Later that afternoon, the Navy made a great show of opening the basement of the hospital, only to find a warehouse of medical supplies. The scenes they cast, opening each of the cells and showing them filled with boxes of gloves and syringes, made me so angry I had to be alone in one of the cast cubicles for a while. Of course the government would hide what they had been doing. It made me clench my fists and kick the industrial carpet.

I still had Kestrel’s vials of liquid with my name on them, but I couldn’t figure a way to use them to prove the experiments had actually happened. Did Kestrel take my DNA as a routine matter, genetically profiling all the kids that came through the jacker processing center at the hospital, or had he already started experimenting on me? Were the vials only my DNA or some kind of serum he already injected into me and that was why I was different?

No. I was different from other jackers, but I had my Impenetrable Mind before I ever crossed paths with Kestrel.

My video from the basement and my vials weren’t sufficient proof that any experiments had actually occurred. It was only a lab room and some vials of liquid.

Without proof, the jacker kids I left behind at the camp were stuck in whatever new prison the Feds had constructed. No one would go looking for them because no one believed they existed. I’d had my chance to free them and I hadn’t. That I had saved some reader lives in Rock Point, Arizona, wasn’t much consolation when I imagined the horrors the changelings were enduring.

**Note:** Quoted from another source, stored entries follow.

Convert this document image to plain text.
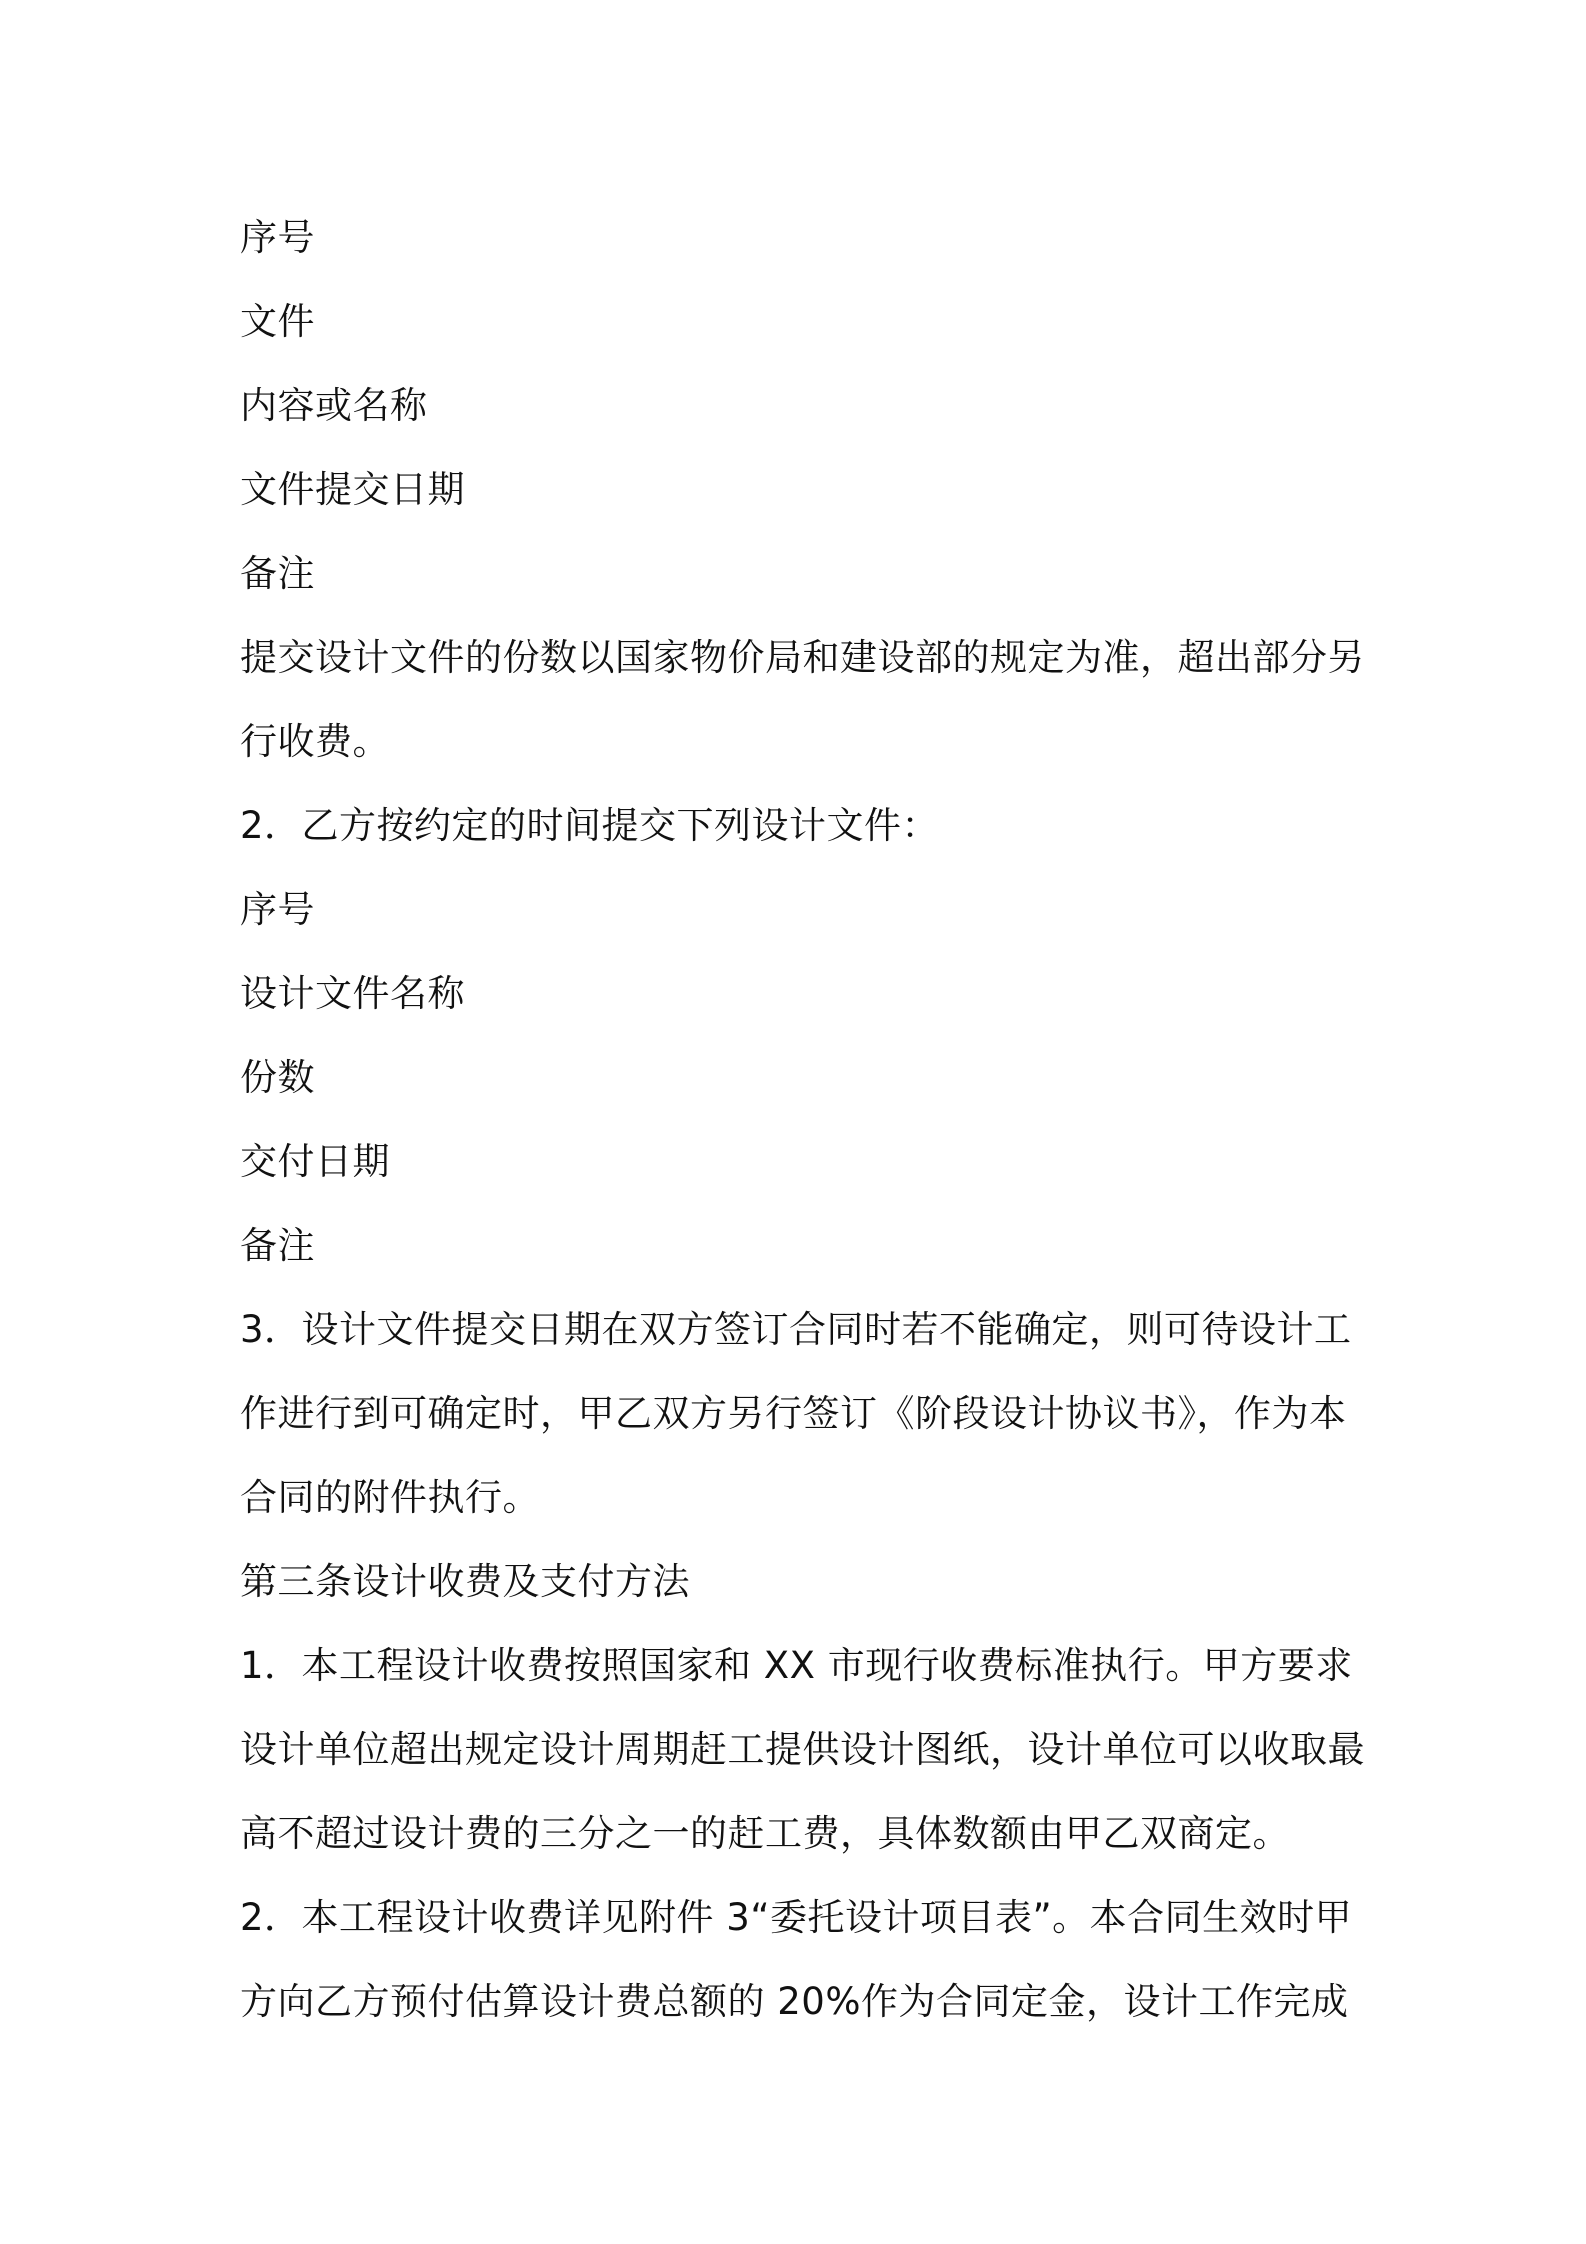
序号

文件

内容或名称

文件提交日期

备注

提交设计文件的份数以国家物价局和建设部的规定为准，超出部分另

行收费。

2．乙方按约定的时间提交下列设计文件：

序号

设计文件名称

份数

交付日期

备注

3．设计文件提交日期在双方签订合同时若不能确定，则可待设计工

作进行到可确定时，甲乙双方另行签订《阶段设计协议书》，作为本

合同的附件执行。

第三条设计收费及支付方法

1．本工程设计收费按照国家和 XX 市现行收费标准执行。甲方要求

设计单位超出规定设计周期赶工提供设计图纸，设计单位可以收取最

高不超过设计费的三分之一的赶工费，具体数额由甲乙双商定。

2．本工程设计收费详见附件 3“委托设计项目表”。本合同生效时甲

方向乙方预付估算设计费总额的 20%作为合同定金，设计工作完成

Kestrel seemed to have disappeared as well. Despite the jacker agent’s whispered accusation at the hospital, the Feds were denying that an Agent Kestrel even existed. When Maria’s crew arrived at his apartment in the city, it had been scrubbed clean, as if no one had ever lived there. I didn’t know if he had fled, or the Feds were covering up for him, making him officially disappear so he would be free to continue his heinous experiments.

Either way, Kestrel knew I had liberated the changelings and must have figured out who shot him full of darts and stole his passring and car. He wouldn’t forgive me just because I left his car unharmed in the hospital parking lot. And if he was still doing experiments, he’d want me back for that.

I wished that I had wiped all of Kestrel’s true memories about me when I had the chance.